Makam-based music is every bit as diverse and engaging as Western classical music and its various related folk and popular styles. This class will help you become an engaged and knowledgeable listener and performer of makam music and bring some of this perspective to your other musical endeavors.
You’ll learn the mechanics of makam (how it works and how it is different from Western music), development of taksim (improvisation), analysis of repertoire, makam aesthetics (how to listen to makam music), and performance practice.

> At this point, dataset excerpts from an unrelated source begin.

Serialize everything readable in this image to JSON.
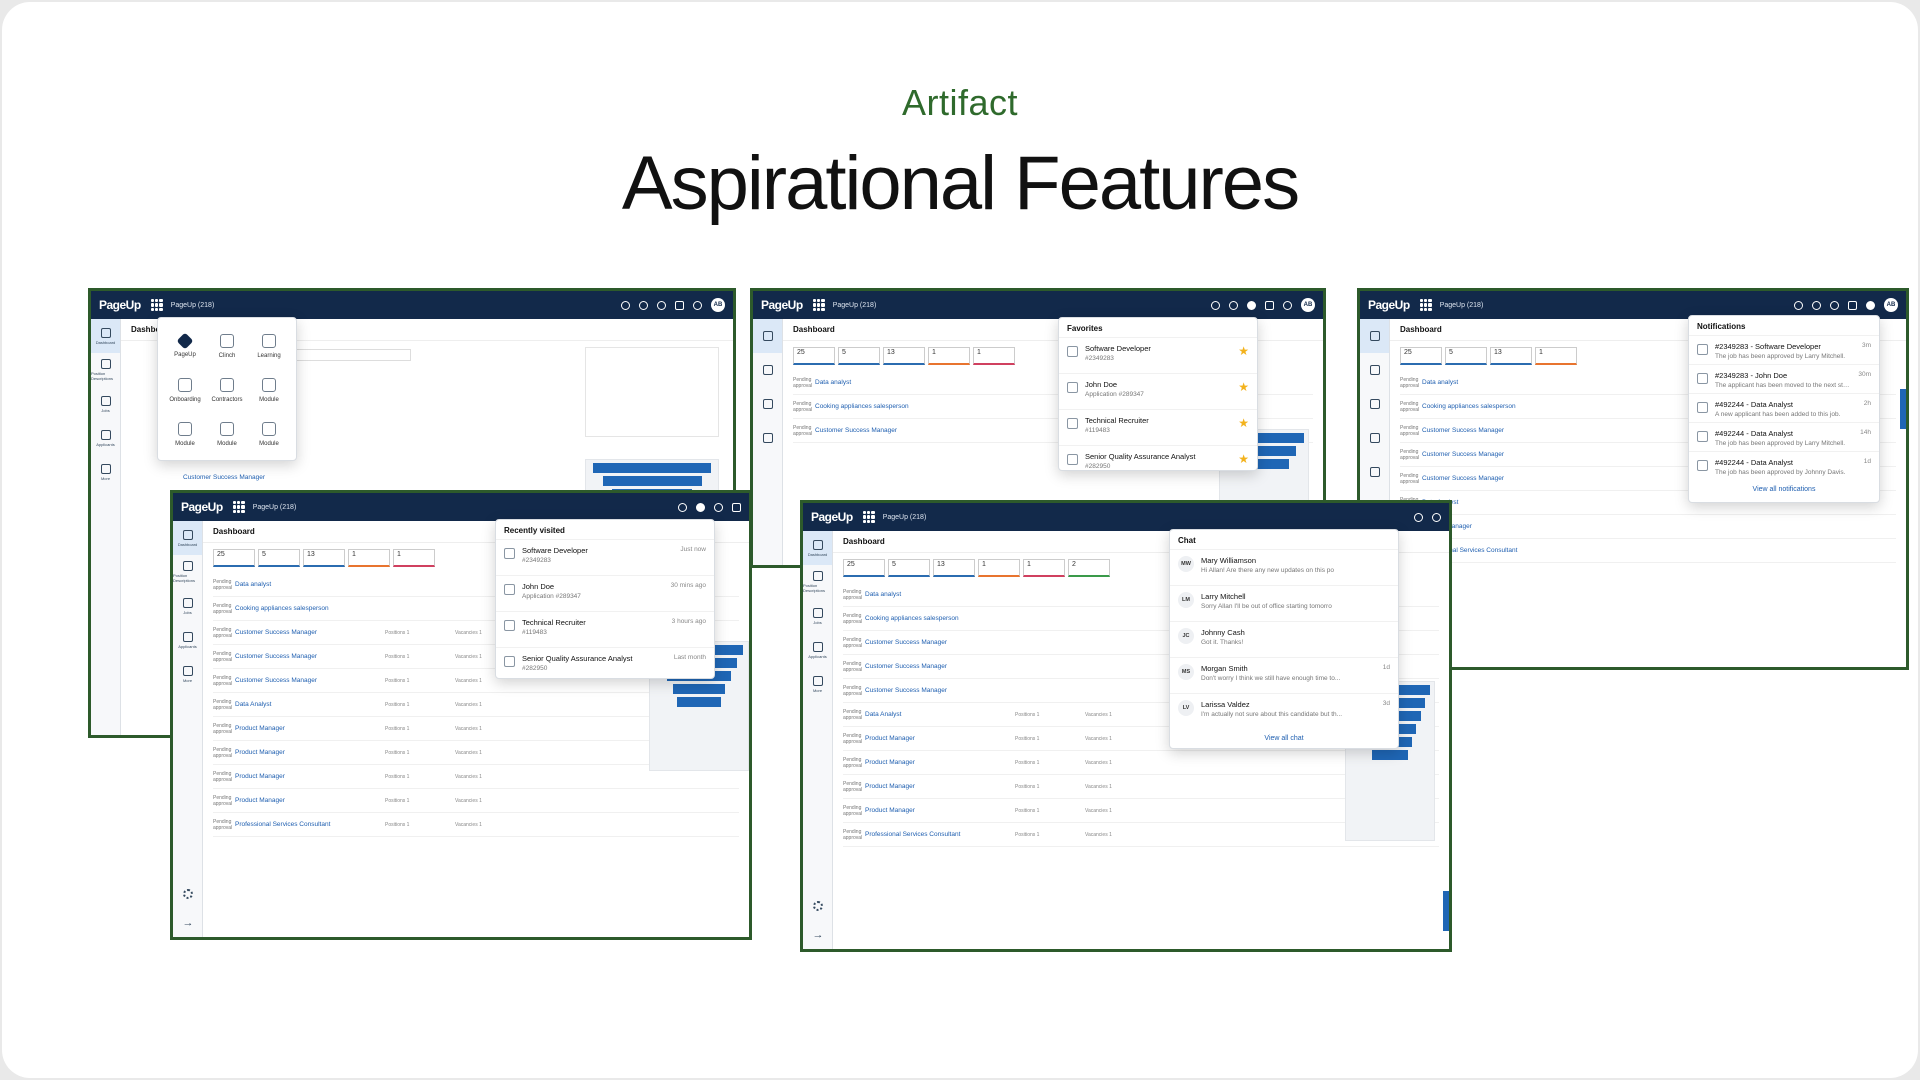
{
  "slide": {
    "kicker": "Artifact",
    "title": "Aspirational Features"
  },
  "app": {
    "logo": "PageUp",
    "tenant": "PageUp (218)",
    "avatar": "AB",
    "dashboard_title": "Dashboard",
    "nav": [
      "Dashboard",
      "Position Descriptions",
      "Jobs",
      "Applicants",
      "More"
    ],
    "tiles": [
      "25",
      "5",
      "13",
      "1",
      "1",
      "2",
      "1",
      "2"
    ],
    "jobs": [
      "Data analyst",
      "Cooking appliances salesperson",
      "Customer Success Manager",
      "Customer Success Manager",
      "Customer Success Manager",
      "Data Analyst",
      "Product Manager",
      "Product Manager",
      "Product Manager",
      "Product Manager",
      "Professional Services Consultant"
    ],
    "pending_label": "Pending approval",
    "positions_label": "Positions 1",
    "vacancies_label": "Vacancies 1"
  },
  "apps_menu": {
    "items": [
      "PageUp",
      "Clinch",
      "Learning",
      "Onboarding",
      "Contractors",
      "Module",
      "Module",
      "Module",
      "Module"
    ]
  },
  "recently_visited": {
    "title": "Recently visited",
    "items": [
      {
        "name": "Software Developer",
        "sub": "#2349283",
        "time": "Just now"
      },
      {
        "name": "John Doe",
        "sub": "Application #289347",
        "time": "30 mins ago"
      },
      {
        "name": "Technical Recruiter",
        "sub": "#119483",
        "time": "3 hours ago"
      },
      {
        "name": "Senior Quality Assurance Analyst",
        "sub": "#282950",
        "time": "Last month"
      }
    ]
  },
  "favorites": {
    "title": "Favorites",
    "items": [
      {
        "name": "Software Developer",
        "sub": "#2349283"
      },
      {
        "name": "John Doe",
        "sub": "Application #289347"
      },
      {
        "name": "Technical Recruiter",
        "sub": "#119483"
      },
      {
        "name": "Senior Quality Assurance Analyst",
        "sub": "#282950"
      }
    ]
  },
  "chat": {
    "title": "Chat",
    "items": [
      {
        "initials": "MW",
        "name": "Mary Williamson",
        "msg": "Hi Allan! Are there any new updates on this po",
        "time": ""
      },
      {
        "initials": "LM",
        "name": "Larry Mitchell",
        "msg": "Sorry Allan I'll be out of office starting tomorro",
        "time": ""
      },
      {
        "initials": "JC",
        "name": "Johnny Cash",
        "msg": "Got it. Thanks!",
        "time": ""
      },
      {
        "initials": "MS",
        "name": "Morgan Smith",
        "msg": "Don't worry I think we still have enough time to...",
        "time": "1d"
      },
      {
        "initials": "LV",
        "name": "Larissa Valdez",
        "msg": "I'm actually not sure about this candidate but th...",
        "time": "3d"
      }
    ],
    "view_all": "View all chat"
  },
  "notifications": {
    "title": "Notifications",
    "items": [
      {
        "name": "#2349283 - Software Developer",
        "sub": "The job has been approved by Larry Mitchell.",
        "time": "3m"
      },
      {
        "name": "#2349283 - John Doe",
        "sub": "The applicant has been moved to the next step.",
        "time": "30m"
      },
      {
        "name": "#492244 - Data Analyst",
        "sub": "A new applicant has been added to this job.",
        "time": "2h"
      },
      {
        "name": "#492244 - Data Analyst",
        "sub": "The job has been approved by Larry Mitchell.",
        "time": "14h"
      },
      {
        "name": "#492244 - Data Analyst",
        "sub": "The job has been approved by Johnny Davis.",
        "time": "1d"
      }
    ],
    "view_all": "View all notifications"
  },
  "colors": {
    "topbar": "#12294a",
    "frame": "#2d5a2b",
    "kicker": "#2f6a2c",
    "link": "#1f5fb0",
    "star": "#f3b21c"
  }
}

Turkish makam is quite accessible for Western learners because of how codified and well documented the tradition is, so this will be our starting point. Whenever possible, I will provide context within the other makam traditions I know of so you can apply what you have learned in your listening and playing of other makam-based music.
After each class there will be a short “jam session” for those who can stay later to play through previous material and experiment with new material. Between classes, I will upload to our shared folder online a list of recordings to listen to and sheet music for those who wish to play and learn the pieces on their own. There will be regular performance opportunities throughout the year for those who are interested.

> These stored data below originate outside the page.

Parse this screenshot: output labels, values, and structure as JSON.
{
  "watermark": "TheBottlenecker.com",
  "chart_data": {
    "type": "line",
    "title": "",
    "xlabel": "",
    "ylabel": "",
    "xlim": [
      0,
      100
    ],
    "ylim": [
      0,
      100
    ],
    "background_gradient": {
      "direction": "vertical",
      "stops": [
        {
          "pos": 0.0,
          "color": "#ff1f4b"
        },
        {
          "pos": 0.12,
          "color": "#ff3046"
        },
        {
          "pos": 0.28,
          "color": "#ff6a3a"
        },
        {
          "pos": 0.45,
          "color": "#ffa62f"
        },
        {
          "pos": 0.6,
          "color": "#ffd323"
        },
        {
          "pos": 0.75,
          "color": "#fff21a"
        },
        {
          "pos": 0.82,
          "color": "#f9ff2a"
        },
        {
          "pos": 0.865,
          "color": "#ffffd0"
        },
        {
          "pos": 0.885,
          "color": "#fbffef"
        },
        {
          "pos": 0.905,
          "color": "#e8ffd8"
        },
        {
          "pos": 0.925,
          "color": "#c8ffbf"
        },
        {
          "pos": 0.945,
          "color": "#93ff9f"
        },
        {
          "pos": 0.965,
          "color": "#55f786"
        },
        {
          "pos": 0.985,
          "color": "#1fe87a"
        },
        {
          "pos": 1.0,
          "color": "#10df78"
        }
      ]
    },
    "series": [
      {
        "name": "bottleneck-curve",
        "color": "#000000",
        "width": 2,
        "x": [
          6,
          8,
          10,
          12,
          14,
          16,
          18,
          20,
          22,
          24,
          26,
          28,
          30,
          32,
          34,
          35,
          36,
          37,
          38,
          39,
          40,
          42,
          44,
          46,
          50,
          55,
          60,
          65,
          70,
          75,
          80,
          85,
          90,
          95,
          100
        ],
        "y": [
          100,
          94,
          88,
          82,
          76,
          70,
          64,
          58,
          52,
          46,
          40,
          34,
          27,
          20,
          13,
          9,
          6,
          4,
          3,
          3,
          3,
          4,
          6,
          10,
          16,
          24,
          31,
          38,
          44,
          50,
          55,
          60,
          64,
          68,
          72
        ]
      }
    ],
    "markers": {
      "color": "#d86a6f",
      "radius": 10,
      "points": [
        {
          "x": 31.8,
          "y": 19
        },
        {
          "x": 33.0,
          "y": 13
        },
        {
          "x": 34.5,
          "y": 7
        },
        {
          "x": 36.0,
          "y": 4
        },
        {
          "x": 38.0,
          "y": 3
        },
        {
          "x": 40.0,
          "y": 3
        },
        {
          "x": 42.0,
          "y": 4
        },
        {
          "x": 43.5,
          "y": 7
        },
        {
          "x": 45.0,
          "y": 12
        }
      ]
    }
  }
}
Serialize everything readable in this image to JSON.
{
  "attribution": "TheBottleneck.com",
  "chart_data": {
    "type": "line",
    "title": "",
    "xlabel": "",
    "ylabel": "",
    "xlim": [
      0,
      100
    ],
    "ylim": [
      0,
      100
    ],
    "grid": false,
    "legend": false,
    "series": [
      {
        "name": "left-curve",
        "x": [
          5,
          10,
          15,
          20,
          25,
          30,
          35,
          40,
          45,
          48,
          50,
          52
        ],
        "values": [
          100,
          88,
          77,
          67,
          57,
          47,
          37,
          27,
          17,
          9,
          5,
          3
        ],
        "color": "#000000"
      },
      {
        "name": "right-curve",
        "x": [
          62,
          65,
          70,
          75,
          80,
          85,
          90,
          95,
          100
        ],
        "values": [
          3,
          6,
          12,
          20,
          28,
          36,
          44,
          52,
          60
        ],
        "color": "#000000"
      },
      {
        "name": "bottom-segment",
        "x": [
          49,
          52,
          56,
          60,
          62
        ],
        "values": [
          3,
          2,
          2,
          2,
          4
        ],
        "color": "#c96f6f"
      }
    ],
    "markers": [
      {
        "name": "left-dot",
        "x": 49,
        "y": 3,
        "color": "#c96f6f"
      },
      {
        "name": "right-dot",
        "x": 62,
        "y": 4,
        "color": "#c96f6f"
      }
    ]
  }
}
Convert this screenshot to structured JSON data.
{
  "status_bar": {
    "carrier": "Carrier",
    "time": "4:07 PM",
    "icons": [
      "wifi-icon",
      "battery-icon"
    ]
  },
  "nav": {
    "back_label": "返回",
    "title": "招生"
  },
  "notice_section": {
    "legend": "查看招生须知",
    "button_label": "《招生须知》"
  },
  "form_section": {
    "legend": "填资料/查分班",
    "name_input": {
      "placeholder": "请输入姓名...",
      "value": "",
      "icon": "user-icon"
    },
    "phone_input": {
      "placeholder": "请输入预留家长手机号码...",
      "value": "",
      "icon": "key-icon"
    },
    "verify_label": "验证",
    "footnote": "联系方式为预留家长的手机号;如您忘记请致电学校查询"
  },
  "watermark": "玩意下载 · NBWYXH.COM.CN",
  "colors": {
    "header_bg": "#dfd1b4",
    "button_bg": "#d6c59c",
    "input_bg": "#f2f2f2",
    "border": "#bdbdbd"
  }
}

Note: All instrumentalists, vocalists, and avid music listeners are welcome. If you play an instrument that is incapable of performing pitches in between standard Western pitches (such as piano or guitar), you can sing or I can offer suggestions of some alternative instruments at low cost to you that will be able to perform these pitches.
From faculty member Tev Stevig:
Over the past 20 years, I have had many fantastic experiences with various makam traditions. During the pandemic I was able to study with some of the masters of this music to broaden my knowledge. I have been an active member of the Boston music scene since 1998. My journey with modal and makam influenced music started in 2002 when I began playing music from the Balkans for the local folk dance community. I have since studied Turkish makam music with Ross Daly, Murat Aydemir, and Haris Lambrakis; Persian music with Yasamin Shahhosseini; Anatolian folk music with Cihan Turkoğlu and Efrén Lopez; Greek music with Vasilis Kostas, Christos Zotos, and Giorgos Xylouris; Hindustani music with George Ruckert; and Afghan music with Efrén Lopez. I now have quite a bit of experience both learning about makam-based music from these teachers, performing this music, and teaching workshops on my own and through Powers Music School in Belmont. I also was recently invited to be a member of the Labyrinth Ensemble, a modal music orchestra in Toronto dedicated to performing makam-based music, including but not limited to the Turkish, Arabic, and Persian traditions.